Breakout Nations
In Pursuit of the Next Economic Miracles
-
- 37,99 zł
-
- 37,99 zł
Publisher Description
'The old rule of forecasting was to make as many forecasts as possible and publicise the ones you got right. The new rule is to forecast so far in the future, no one will know you got it wrong.'
Ruchir Sharma does neither. In Breakout Nations he shows why the economic 'mania' of the twenty-first century, with its unshakeable faith in the power of emerging markets - especially China - to continue growing at the astoundingly rapid and uniform pace of the last decade, is wrong. The next economic success stories will not be where we think they are.
In this provocative new book, Sharma analyses why the basic laws of economic gravity (such as the law of large numbers, which says that the richer you are the harder it is to grow your wealth at a rapid pace) are already pulling China, Russia, Brazil and other vast emerging markets back to earth. To understand which nations will thrive and which will falter in a world reshaped by slower growth, it is time to start looking at the emerging markets as individual cases. Sharma argues that we must abandon our current obsession with global macro trends and the fad for all-embracing theories. He offers instead a more discerning, nuanced view, identifying specific factors - economic, political, social - which will make for slow or fast growth.

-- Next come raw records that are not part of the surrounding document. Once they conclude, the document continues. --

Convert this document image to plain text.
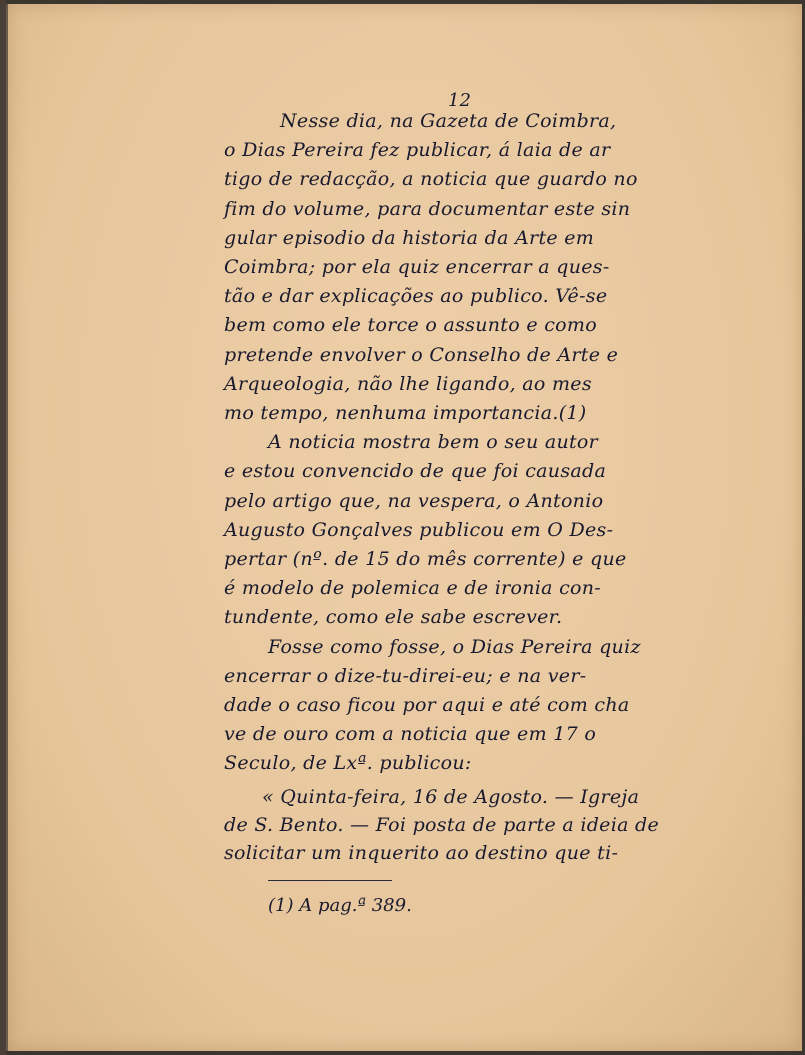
12
Nesse dia, na Gazeta de Coimbra,
o Dias Pereira fez publicar, á laia de ar
tigo de redacção, a noticia que guardo no
fim do volume, para documentar este sin
gular episodio da historia da Arte em
Coimbra; por ela quiz encerrar a ques-
tão e dar explicações ao publico. Vê-se
bem como ele torce o assunto e como
pretende envolver o Conselho de Arte e
Arqueologia, não lhe ligando, ao mes
mo tempo, nenhuma importancia.(1)
A noticia mostra bem o seu autor
e estou convencido de que foi causada
pelo artigo que, na vespera, o Antonio
Augusto Gonçalves publicou em O Des-
pertar (nº. de 15 do mês corrente) e que
é modelo de polemica e de ironia con-
tundente, como ele sabe escrever.
Fosse como fosse, o Dias Pereira quiz
encerrar o dize-tu-direi-eu; e na ver-
dade o caso ficou por aqui e até com cha
ve de ouro com a noticia que em 17 o
Seculo, de Lxª. publicou:
« Quinta-feira, 16 de Agosto. — Igreja
de S. Bento. — Foi posta de parte a ideia de
solicitar um inquerito ao destino que ti-
(1) A pag.ª 389.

Spending much of his professional life travelling in these countries as Head of Emerging Markets at Morgan Stanley, Sharma is uniquely placed to present a first-hand insider's account of these new markets and the changes they are undergoing. As the years of unbelievably swift growth draw to their close, this book shows us how it is time for both investors and economists to halt their blind thrust towards an impossible future.
PUBLISHERS WEEKLY
Sharma, the head of Morgan Stanley's Emerging Markets division, takes readers on a lively tour across five continents as he explores the factors behind the next economic powerhouses. Analyzing a smorgasbord of indicators from income levels, to the number of billionaires in a country, to the pronouncements of local politicians Sharma stresses that the nations poised to be the next big thing in the global marketplace are not the just usual suspects like China, Russia, and India. Instead, they are smaller countries that are making quiet, unheralded progress before the rest of the world catches on. The Czech Republic and Poland benefit from low levels of debt, strong political systems, and conservative businesses communities, as does South Korea, a perennial innovator. Turkey gets a nod for its efforts to bring its poorer areas in line with wealthier urban enclaves, and others like Indonesia and Nigeria have notable potential. But Sharma also offers cautionary advice, courtesy of former Bank of England adviser Charles Goodhart's law: "once an economic indicator gets too popular, it loses its predictive value." Accessible to newbies and revelatory for veterans, Sharma's observations upend conventional wisdom regarding what it takes to succeed in the relentlessly competitive global marketplace. Photos & maps.